3. Make some of your money work for you.

If you have even a little extra money, it’s a no-brainer to try to find ways to make it grow. I mean, why not get paid to have your money sit somewhere? The good news is that there are lots of options out there, and they’re not too hard.

If you want to play it really safe, consider a savings account. Your local bank has one, of course, but the interest rates are probably really terrible. Instead, take a look at one of the many FDIC-insured online banks out there, which have interest rates that are probably higher than any savings, money market, or CD your bank offers.

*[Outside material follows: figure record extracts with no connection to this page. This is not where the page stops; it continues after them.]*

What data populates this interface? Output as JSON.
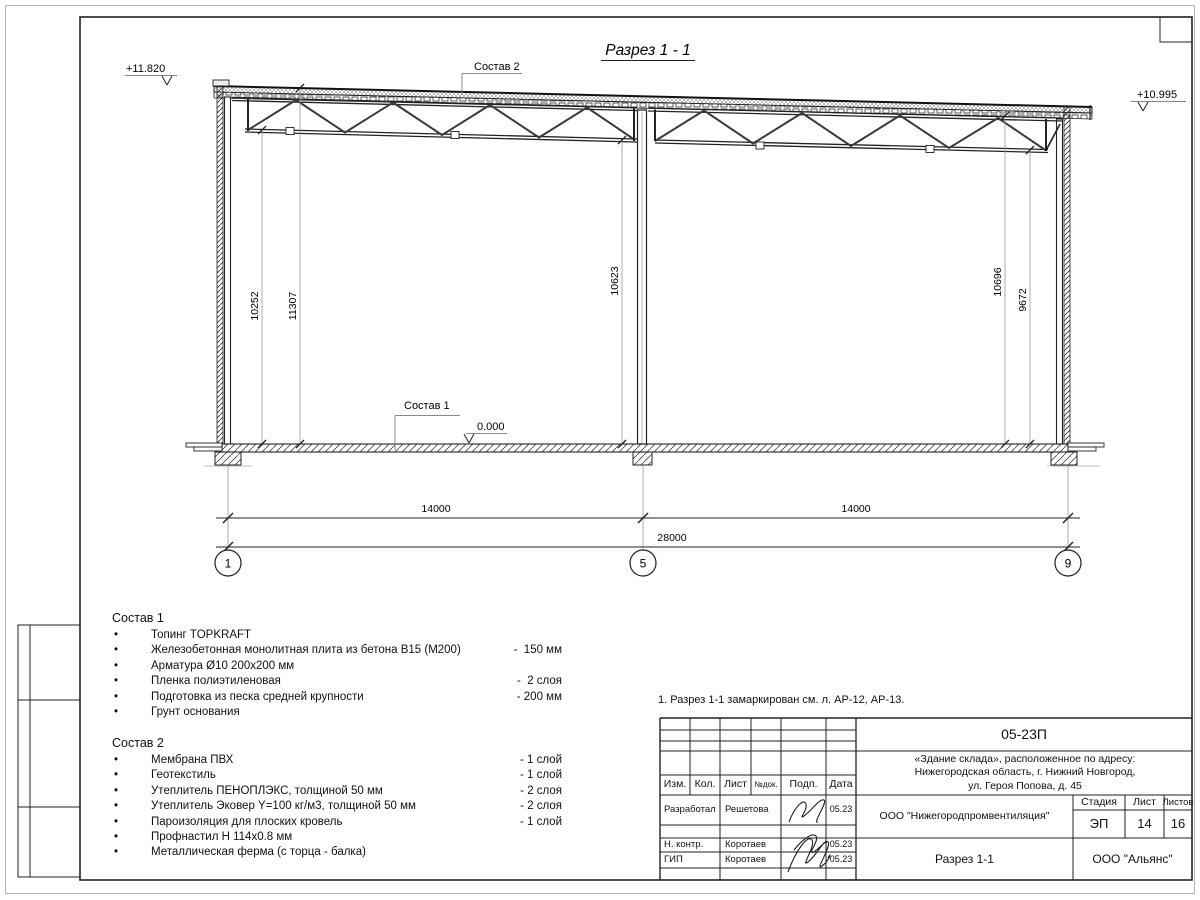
{
  "sheet": {
    "note": "1. Разрез 1-1 замаркирован см. л. АР-12, АР-13."
  },
  "drawing": {
    "title": "Разрез 1 - 1",
    "elev_left": "+11.820",
    "elev_right": "+10.995",
    "elev_zero": "0.000",
    "sostav1_label": "Состав 1",
    "sostav2_label": "Состав 2",
    "vdims": [
      "10252",
      "11307",
      "10623",
      "10696",
      "9672"
    ],
    "hdims": [
      "14000",
      "14000",
      "28000"
    ],
    "axes": [
      "1",
      "5",
      "9"
    ]
  },
  "sostav1": {
    "title": "Состав 1",
    "items": [
      {
        "text": "Топинг TOPKRAFT",
        "value": ""
      },
      {
        "text": "Железобетонная монолитная плита из бетона В15 (М200)",
        "value": "-  150 мм"
      },
      {
        "text": "Арматура Ø10 200х200 мм",
        "value": ""
      },
      {
        "text": "Пленка полиэтиленовая",
        "value": "-  2 слоя"
      },
      {
        "text": "Подготовка из песка средней крупности",
        "value": "- 200 мм"
      },
      {
        "text": "Грунт основания",
        "value": ""
      }
    ]
  },
  "sostav2": {
    "title": "Состав 2",
    "items": [
      {
        "text": "Мембрана ПВХ",
        "value": "- 1 слой"
      },
      {
        "text": "Геотекстиль",
        "value": "- 1 слой"
      },
      {
        "text": "Утеплитель ПЕНОПЛЭКС, толщиной 50 мм",
        "value": "- 2 слоя"
      },
      {
        "text": "Утеплитель Эковер Y=100 кг/м3, толщиной 50 мм",
        "value": "- 2 слоя"
      },
      {
        "text": "Пароизоляция для плоских кровель",
        "value": "- 1 слой"
      },
      {
        "text": "Профнастил Н 114х0.8 мм",
        "value": ""
      },
      {
        "text": "Металлическая ферма (с торца - балка)",
        "value": ""
      }
    ]
  },
  "stamp": {
    "code": "05-23П",
    "project_line1": "«Здание склада», расположенное по адресу:",
    "project_line2": "Нижегородская область, г. Нижний Новгород,",
    "project_line3": "ул. Героя Попова, д. 45",
    "cols": {
      "izm": "Изм.",
      "kol": "Кол.",
      "list": "Лист",
      "ndok": "№док.",
      "podp": "Подп.",
      "data": "Дата"
    },
    "rows": [
      {
        "role": "Разработал",
        "name": "Решетова",
        "date": "05.23"
      },
      {
        "role": "Н. контр.",
        "name": "Коротаев",
        "date": "05.23"
      },
      {
        "role": "ГИП",
        "name": "Коротаев",
        "date": "05.23"
      }
    ],
    "org": "ООО \"Нижегородпромвентиляция\"",
    "stage_label": "Стадия",
    "sheet_label": "Лист",
    "sheets_label": "Листов",
    "stage": "ЭП",
    "sheet_num": "14",
    "sheets_total": "16",
    "section_title": "Разрез 1-1",
    "org2": "ООО \"Альянс\""
  }
}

If you’re feeling more adventuresome, you can invest in the stock market or a mutual fund, although you have to be more careful here because your money is not guaranteed. Index funds, like ones that track the stock market, are interesting because they include a lot of different stocks and often have very low fees.

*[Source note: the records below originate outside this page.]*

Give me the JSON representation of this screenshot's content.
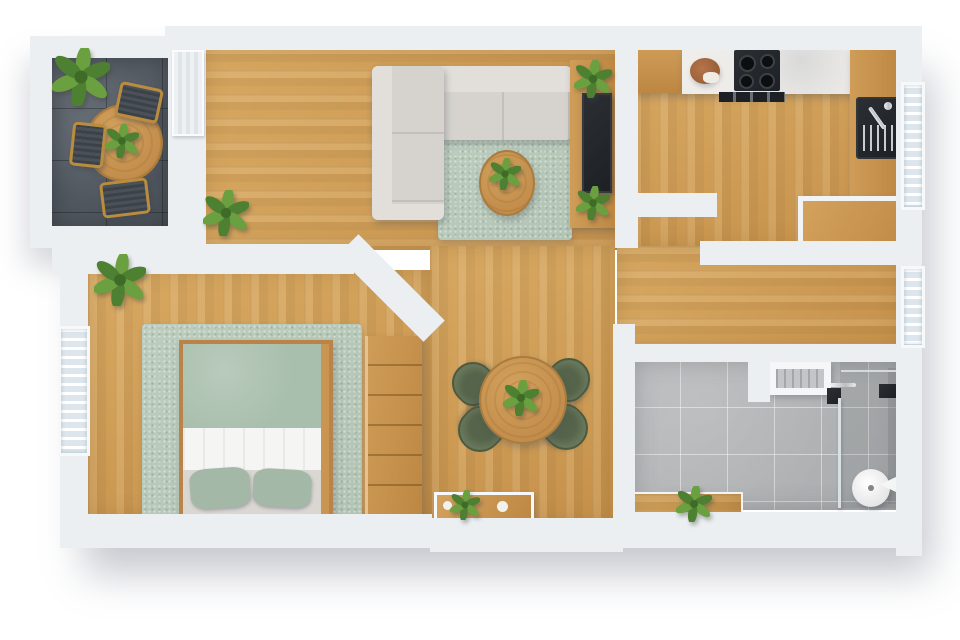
{
  "scene": {
    "type": "3d-floor-plan-top-down-render",
    "title": "One-bedroom apartment floor plan",
    "rooms": [
      {
        "name": "balcony",
        "floor": "dark-slate-tile",
        "furniture": [
          "round-bistro-table",
          "gold-frame-chair x3",
          "potted-plant",
          "table-plant"
        ]
      },
      {
        "name": "living-room",
        "floor": "oak-plank",
        "furniture": [
          "l-shaped-sectional-sofa",
          "green-throw-pillow x2",
          "beige-throw-pillow",
          "sage-area-rug",
          "round-coffee-table",
          "coffee-table-plant",
          "tv-media-console",
          "flat-screen-tv",
          "console-plant x2",
          "floor-plant"
        ]
      },
      {
        "name": "kitchen",
        "floor": "oak-plank",
        "furniture": [
          "marble-countertop",
          "gas-cooktop",
          "cutting-board-with-bread",
          "oven-front",
          "side-counter",
          "basin-sink-with-faucet",
          "window-bench"
        ]
      },
      {
        "name": "bedroom",
        "floor": "oak-plank",
        "furniture": [
          "double-bed",
          "sage-duvet",
          "white-folded-blanket",
          "sage-pillow x2",
          "sage-area-rug",
          "chest-of-drawers",
          "potted-plant"
        ]
      },
      {
        "name": "dining-area",
        "floor": "oak-plank",
        "furniture": [
          "round-dining-table",
          "olive-chair x4",
          "table-plant",
          "console-shelf",
          "console-plant",
          "decor-dish x2"
        ]
      },
      {
        "name": "hallway",
        "floor": "oak-plank",
        "furniture": []
      },
      {
        "name": "bathroom",
        "floor": "gray-ceramic-tile",
        "furniture": [
          "vanity-basin",
          "chrome-mixer",
          "glass-shower-screen",
          "shower-control",
          "round-shower-tray",
          "towel-holder",
          "entry-nook-plant"
        ]
      }
    ],
    "windows": [
      "bedroom-west-window",
      "kitchen-east-window",
      "hallway-east-window",
      "balcony-sliding-door"
    ],
    "text_labels": []
  },
  "colors": {
    "wall": "#eceff2",
    "wood": "#d0a05c",
    "woodFurniture": "#c28c4b",
    "slateDark": "#4e555e",
    "tileGray": "#b3b5b7",
    "rugSage": "#b2c4b4",
    "duvetSage": "#a9bfad",
    "pillowSage": "#a3b8a7",
    "blanketWhite": "#f5f5f3",
    "sofaGray": "#d6d3ce",
    "sofaLight": "#e2dfda",
    "oliveChair": "#68775a",
    "oliveDark": "#55644a",
    "goldFrame": "#b98c3e",
    "darkAppliance": "#1d2024",
    "chrome": "#c9cdd0",
    "marble": "#eae8e5",
    "leafLight": "#6aa03f",
    "leafDark": "#4d8030",
    "potGray": "#7a7e83",
    "glassBlue": "#dde6ec"
  }
}
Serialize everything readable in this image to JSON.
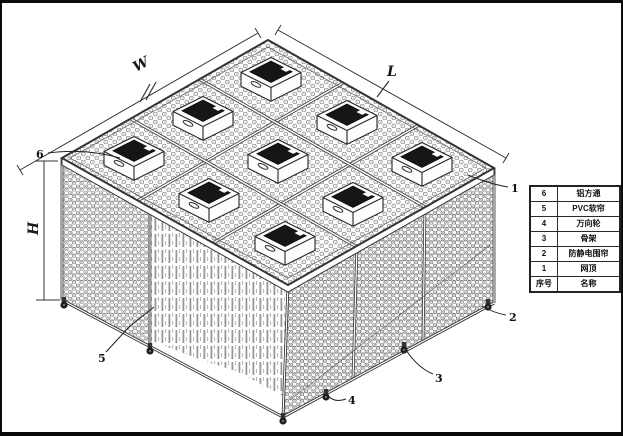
{
  "dimension_labels": {
    "width": "W",
    "length": "L",
    "height": "H"
  },
  "callouts": {
    "c1": "1",
    "c2": "2",
    "c3": "3",
    "c4": "4",
    "c5": "5",
    "c6": "6"
  },
  "parts_table": {
    "header": {
      "no": "序号",
      "name": "名称"
    },
    "rows": [
      {
        "no": "6",
        "name": "铝方通"
      },
      {
        "no": "5",
        "name": "PVC软帘"
      },
      {
        "no": "4",
        "name": "万向轮"
      },
      {
        "no": "3",
        "name": "骨架"
      },
      {
        "no": "2",
        "name": "防静电围帘"
      },
      {
        "no": "1",
        "name": "网顶"
      }
    ]
  },
  "colors": {
    "line": "#333333",
    "background": "#ffffff",
    "ffu_panel": "#161616"
  }
}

Also, if you use credit cards and you don’t keep a balance, having a quality rewards card is worth a look. Discover is a longtime champ in the cash-back category, but many other banks also offer cash-back cards or rewards cards. (Cards for non-cash rewards are cool, but in my experience straight-up cash-back cards usually give you more back overall.)

4. Eat in.

Eating out is a lot of fun, but it’s also expensive. What most people may not realize is that, in this day and age, you can make a lot of restaurant-quality food at home with just a little bit of time and the right equipment, and almost always for a fraction of the cost.

Want a good burger? A decent grill and some quality beef from the grocer can do that.

Want restaurant quality French fries? Get a deep fryer and you’ll have it.

Want top-shelf pasta? Everything you need is in a large-inventory grocery store.

“But I don’t have time,” you might say.

I get it. Sometimes we’re crazy busy. So if you eat out three times a week, try to reduce it to two. See if there are creative ways to avoid one of those times out. Trust me, your pocketbook will eventually thank you.

Bonus: buy your groceries at a wholesale club or at a low-inventory store, like Aldi, where you can get some awfully good food for awfully low prices.

5. Stretch out the life of what you’ve got.

Companies want us to buy new things because that’s how they make money. That’s why they flood us with commercials for new cars, new phones, and new everything else, luring us in with installment plans and add-ons to regular bills that try to hide how much we’re really paying.

Sometimes you really do need something new … but is today that day? Remember that each day you stretch out what you’ve got is money you’re not paying out. Plus, the longer you wait, the longer you can hold out for just the right deal. This is especially true of technology, which is constantly getting upgrades. If you wait long enough, you’ll probably be able to get better features for the same price as you might have gotten for something lesser early on.

6. Downsize.

Okay, this one isn’t necessarily small, which is why it’s best to save it for last. A lot of Americans have homes that are bigger than they’ll ever need, or they are renting storage for stuff they almost never use. It’s nice to have a lot of space, but ask yourself: do you really need all of it all the time? Many people only need a lot of space during special events. With all the money you would save on your mortgage or insurance or utility bills or storage costs, you could easily rent a nice venue (through a local place or even through Airbnb) for special events.


Any other tips for cutting the budget? What’s worked for you?